Consider this strategy to change your pricing. Rob Ransone of Ransone Associates supported the Army's Light Observation Helicopter proposal. Hughes Helicopter Co. underbid the competition with the understanding that some of the technology developed could be used in a commercial version of the helicopters. It was a win-win-win: The Army bought helicopters at cost and saved money. Hughes Helicopter won the bid and used the research and development to make a commercially viable product. Commercial businesses had access to a new, innovative helicopter.
Clearly define why your company and solution are different so your customers can picture these differences in their minds. Showing your superiority shouldn’t be the main focus of your marketing; showing your uniqueness should be the top objective. Humans pay most attention to that which is different. Contrast is key. When your customers think of you, what immediately pops into their minds? Is it clearly different from your competition? (If you don’t like your current differentiators, change them. It takes time but consistent exposure coupled with validation will help your new differentiators stick.) Many Government contractors will advertise their IT services, systems integration, or innovative solutions. These are not differentiators if these services are similar to their competitors. Once you define your differentiators build it into your brand. Better yet, make it your brand.
For example, what pops into your mind when you think of Google, Apple, or FedEx?
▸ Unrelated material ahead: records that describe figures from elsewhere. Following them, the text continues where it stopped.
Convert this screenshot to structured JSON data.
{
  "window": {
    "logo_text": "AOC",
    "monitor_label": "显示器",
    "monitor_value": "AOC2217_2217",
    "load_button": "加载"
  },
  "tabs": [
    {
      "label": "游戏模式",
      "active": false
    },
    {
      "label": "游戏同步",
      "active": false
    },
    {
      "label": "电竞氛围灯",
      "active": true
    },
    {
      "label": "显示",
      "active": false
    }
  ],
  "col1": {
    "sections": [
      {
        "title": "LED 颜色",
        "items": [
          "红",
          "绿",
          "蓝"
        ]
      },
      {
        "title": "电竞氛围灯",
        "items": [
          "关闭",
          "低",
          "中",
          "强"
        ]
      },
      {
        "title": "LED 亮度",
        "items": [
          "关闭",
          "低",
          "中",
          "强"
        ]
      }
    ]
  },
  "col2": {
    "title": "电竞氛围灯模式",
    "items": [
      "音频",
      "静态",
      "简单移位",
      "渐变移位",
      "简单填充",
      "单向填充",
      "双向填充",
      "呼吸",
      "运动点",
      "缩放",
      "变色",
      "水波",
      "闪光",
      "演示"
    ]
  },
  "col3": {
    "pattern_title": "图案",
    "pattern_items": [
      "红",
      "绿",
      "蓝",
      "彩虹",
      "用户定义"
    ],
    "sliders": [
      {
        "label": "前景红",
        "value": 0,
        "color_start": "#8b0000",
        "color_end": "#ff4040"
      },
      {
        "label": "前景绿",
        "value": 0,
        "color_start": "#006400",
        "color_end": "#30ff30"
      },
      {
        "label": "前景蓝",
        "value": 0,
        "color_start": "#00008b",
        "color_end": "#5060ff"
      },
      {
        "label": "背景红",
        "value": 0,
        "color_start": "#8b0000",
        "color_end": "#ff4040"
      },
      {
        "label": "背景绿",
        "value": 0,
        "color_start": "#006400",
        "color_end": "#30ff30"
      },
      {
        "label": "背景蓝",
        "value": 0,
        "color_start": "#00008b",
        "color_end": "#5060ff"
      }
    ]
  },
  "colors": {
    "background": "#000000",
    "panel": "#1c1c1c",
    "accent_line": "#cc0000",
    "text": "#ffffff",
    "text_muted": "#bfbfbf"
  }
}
Compare those companies with their competitors. Look at FedEx versus UPS. Each company does an excellent job differentiating their brand even though they offer similar services and products. Visit their websites to learn how these companies spread distinct messages.
Design is the first thing influencers, decision makers, and evaluators see. It quickly differentiates us, communicates our professionalism, increases recollection (38 percent—Harvard University) and understanding (200 percent—University of Wisconsin), and is proven to influence decision-making (43 percent—University of Minnesota School of Management). For example, the Stanford Persuasive Technology Lab asked 2,440 participants how they evaluated the credibility of websites they were shown. Almost half (46.1 percent) said the website’s design (color, graphics, layout, etc.) was the number one criterion for discerning the credibility of the presented material. Design is the fastest way to communicate characteristics of your solution and company. It influences perception, and perception is reality. (The first chapter of Billion Dollar Graphics details more research and provides real-world examples.)
Focus on capture/sales to influence the direction of the RFP, RFI, RFQ, TOR, and so on. Influencing the direction of the RFP greatly impacts the likelihood of success. This strategy is far from new. In fact, many RFPs are directed (biased) toward a specific solution or solution provider. Meet with and listen to your government contacts. Give them relevant whitepapers and other educational materials that help them develop an informed RFP. (For ideas, check out this list of 24 Ways to Influence RFPs.)